Wang, Y. / KarisAllen, K.J.

Physical scale modeling (PSM) is an experimental technology that has been used to evaluate and design shipboard impressed current cathodic protection (ICCP) systems by various researchers and designers. PSM is also a preferred tool for validating ICCP numerical modeling results, owing to the well-controlled conditions in PSM experiments. However, one issue in using PSM for the validation of numerical modeling results is the lack of information on the actual polarization behavior of the cathodes on a model hull during PSM experiments. Consequently, the polarization curve data used as boundary conditions in numerical modeling trials is usually different from the polarization behavior of the cathodes in PSM experiments.

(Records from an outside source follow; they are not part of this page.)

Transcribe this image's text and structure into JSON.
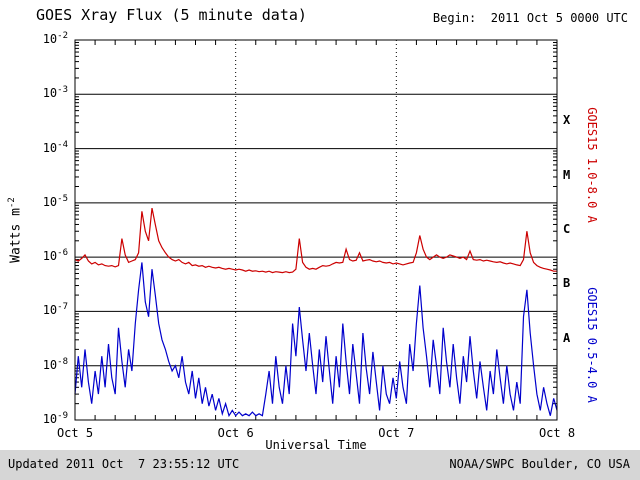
{
  "header": {
    "title": "GOES Xray Flux (5 minute data)",
    "begin_label": "Begin:  2011 Oct 5 0000 UTC"
  },
  "axes": {
    "y_label_base": "Watts m",
    "y_label_exp": "-2",
    "x_label": "Universal Time"
  },
  "footer": {
    "updated": "Updated 2011 Oct  7 23:55:12 UTC",
    "source": "NOAA/SWPC Boulder, CO USA"
  },
  "colors": {
    "long_series": "#cc0000",
    "short_series": "#0000cc",
    "axis": "#000000",
    "footer_bg": "#d6d6d6"
  },
  "chart_data": {
    "type": "line",
    "title": "GOES Xray Flux (5 minute data)",
    "xlabel": "Universal Time",
    "ylabel": "Watts m^-2",
    "y_scale": "log",
    "ylim": [
      1e-09,
      0.01
    ],
    "y_tick_exponents": [
      -2,
      -3,
      -4,
      -5,
      -6,
      -7,
      -8,
      -9
    ],
    "x_tick_labels": [
      "Oct 5",
      "Oct 6",
      "Oct 7",
      "Oct 8"
    ],
    "x_tick_hours": [
      0,
      24,
      48,
      72
    ],
    "x_minor_step_hours": 3,
    "grid": {
      "horizontal": "solid",
      "vertical_day_lines": "dotted"
    },
    "legend_position": "right-rotated",
    "flare_classes": [
      {
        "label": "X",
        "exp": -3.5
      },
      {
        "label": "M",
        "exp": -4.5
      },
      {
        "label": "C",
        "exp": -5.5
      },
      {
        "label": "B",
        "exp": -6.5
      },
      {
        "label": "A",
        "exp": -7.5
      }
    ],
    "side_labels": [
      {
        "text": "GOES15 1.0-8.0 A",
        "color": "#cc0000"
      },
      {
        "text": "GOES15 0.5-4.0 A",
        "color": "#0000cc"
      }
    ],
    "x_start_hour": 0,
    "x_step_hours": 0.5,
    "series": [
      {
        "name": "GOES15 1.0-8.0 A (long wavelength)",
        "color": "#cc0000",
        "values": [
          9e-07,
          8.5e-07,
          9.5e-07,
          1.1e-06,
          8.5e-07,
          7.5e-07,
          8e-07,
          7.2e-07,
          7.5e-07,
          7e-07,
          6.8e-07,
          7e-07,
          6.6e-07,
          7e-07,
          2.2e-06,
          1.1e-06,
          8e-07,
          8.5e-07,
          9e-07,
          1.2e-06,
          7e-06,
          3e-06,
          2e-06,
          8e-06,
          4e-06,
          2e-06,
          1.5e-06,
          1.2e-06,
          1e-06,
          9e-07,
          8.5e-07,
          9e-07,
          8e-07,
          7.5e-07,
          8e-07,
          7e-07,
          7.2e-07,
          6.8e-07,
          7e-07,
          6.5e-07,
          6.8e-07,
          6.5e-07,
          6.3e-07,
          6.5e-07,
          6.2e-07,
          6e-07,
          6.2e-07,
          6e-07,
          5.8e-07,
          6e-07,
          5.8e-07,
          5.5e-07,
          5.8e-07,
          5.5e-07,
          5.6e-07,
          5.4e-07,
          5.5e-07,
          5.3e-07,
          5.5e-07,
          5.2e-07,
          5.4e-07,
          5.3e-07,
          5.2e-07,
          5.4e-07,
          5.2e-07,
          5.3e-07,
          6e-07,
          2.2e-06,
          8e-07,
          6.5e-07,
          6e-07,
          6.2e-07,
          6e-07,
          6.5e-07,
          7e-07,
          6.8e-07,
          7e-07,
          7.5e-07,
          8e-07,
          7.8e-07,
          8e-07,
          1.4e-06,
          9e-07,
          8.5e-07,
          8.8e-07,
          1.2e-06,
          8.5e-07,
          8.8e-07,
          9e-07,
          8.5e-07,
          8.2e-07,
          8.5e-07,
          8e-07,
          7.8e-07,
          8e-07,
          7.5e-07,
          7.8e-07,
          7.5e-07,
          7.2e-07,
          7.5e-07,
          7.8e-07,
          8e-07,
          1.2e-06,
          2.5e-06,
          1.4e-06,
          1e-06,
          9e-07,
          1e-06,
          1.1e-06,
          1e-06,
          9.5e-07,
          1e-06,
          1.1e-06,
          1.05e-06,
          1e-06,
          9.5e-07,
          1e-06,
          9e-07,
          1.3e-06,
          9e-07,
          8.8e-07,
          9e-07,
          8.5e-07,
          8.8e-07,
          8.5e-07,
          8.2e-07,
          8e-07,
          8.2e-07,
          7.8e-07,
          7.5e-07,
          7.8e-07,
          7.5e-07,
          7.2e-07,
          7e-07,
          9e-07,
          3e-06,
          1.2e-06,
          8e-07,
          7e-07,
          6.5e-07,
          6.2e-07,
          6e-07,
          5.8e-07,
          5.5e-07,
          5.5e-07
        ]
      },
      {
        "name": "GOES15 0.5-4.0 A (short wavelength)",
        "color": "#0000cc",
        "values": [
          3e-09,
          1.5e-08,
          4e-09,
          2e-08,
          5e-09,
          2e-09,
          8e-09,
          3e-09,
          1.5e-08,
          4e-09,
          2.5e-08,
          6e-09,
          3e-09,
          5e-08,
          1.2e-08,
          4e-09,
          2e-08,
          8e-09,
          6e-08,
          2.5e-07,
          8e-07,
          1.5e-07,
          8e-08,
          6e-07,
          2e-07,
          6e-08,
          3e-08,
          2e-08,
          1.2e-08,
          8e-09,
          1e-08,
          6e-09,
          1.5e-08,
          5e-09,
          3e-09,
          8e-09,
          2.5e-09,
          6e-09,
          2e-09,
          4e-09,
          1.8e-09,
          3e-09,
          1.5e-09,
          2.5e-09,
          1.3e-09,
          2e-09,
          1.2e-09,
          1.5e-09,
          1.2e-09,
          1.4e-09,
          1.2e-09,
          1.3e-09,
          1.2e-09,
          1.4e-09,
          1.2e-09,
          1.3e-09,
          1.2e-09,
          3e-09,
          8e-09,
          2e-09,
          1.5e-08,
          4e-09,
          2e-09,
          1e-08,
          3e-09,
          6e-08,
          1.5e-08,
          1.2e-07,
          3e-08,
          8e-09,
          4e-08,
          1e-08,
          3e-09,
          2e-08,
          5e-09,
          3.5e-08,
          8e-09,
          2e-09,
          1.5e-08,
          4e-09,
          6e-08,
          1.2e-08,
          3e-09,
          2.5e-08,
          7e-09,
          2e-09,
          4e-08,
          9e-09,
          3e-09,
          1.8e-08,
          5e-09,
          1.5e-09,
          1e-08,
          3e-09,
          2e-09,
          6e-09,
          2.5e-09,
          1.2e-08,
          4e-09,
          2e-09,
          2.5e-08,
          8e-09,
          6e-08,
          3e-07,
          5e-08,
          1.5e-08,
          4e-09,
          3e-08,
          1e-08,
          3e-09,
          5e-08,
          1.2e-08,
          4e-09,
          2.5e-08,
          6e-09,
          2e-09,
          1.5e-08,
          5e-09,
          3.5e-08,
          8e-09,
          2.5e-09,
          1.2e-08,
          4e-09,
          1.5e-09,
          8e-09,
          3e-09,
          2e-08,
          6e-09,
          2e-09,
          1e-08,
          3e-09,
          1.5e-09,
          5e-09,
          2e-09,
          8e-08,
          2.5e-07,
          4e-08,
          1e-08,
          3e-09,
          1.5e-09,
          4e-09,
          2e-09,
          1.2e-09,
          2.5e-09,
          1.5e-09
        ]
      }
    ]
  }
}
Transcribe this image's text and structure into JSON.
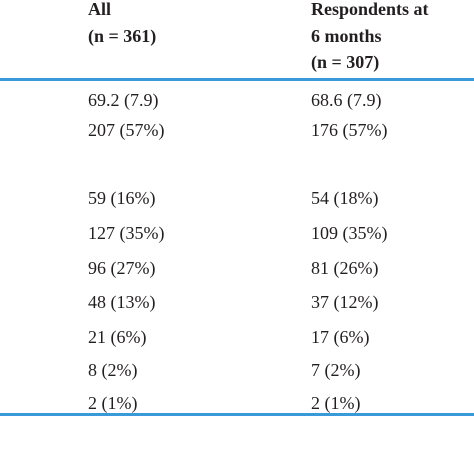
{
  "table": {
    "header": [
      [
        "All",
        "(n = 361)"
      ],
      [
        "Respondents at",
        "6 months",
        "(n = 307)"
      ]
    ],
    "rows": [
      [
        "69.2 (7.9)",
        "68.6 (7.9)"
      ],
      [
        "207 (57%)",
        "176 (57%)"
      ],
      [
        "59 (16%)",
        "54 (18%)"
      ],
      [
        "127 (35%)",
        "109 (35%)"
      ],
      [
        "96 (27%)",
        "81 (26%)"
      ],
      [
        "48 (13%)",
        "37 (12%)"
      ],
      [
        "21 (6%)",
        "17 (6%)"
      ],
      [
        "8 (2%)",
        "7 (2%)"
      ],
      [
        "2 (1%)",
        "2 (1%)"
      ]
    ]
  }
}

This difference can result in a discrepancy between the numerical modeling and the PSM results, which is difficult to separate from other numerical errors. A discrete area current control (DACC) technique was developed in a previous ICCP PSM study to simulate the polarization behavior of a propeller material under various conditions. The present study extended the DACC technique to simulate the polarization curve behavior of four discrete cathodes representing one nickel aluminum bronze (NAB) propeller and three discrete steel patches. This study also demonstrated that use of the DACC technique can ensure that both PSM and numerical modeling studies use identical polarization curve relationships as boundary conditions. The technique facilitates the use of the PSM results for comparison with numerical modeling results. The comparison study showed good agreement between the PSM results and numerical modeling results, in both simulated static and dynamic flow conditions.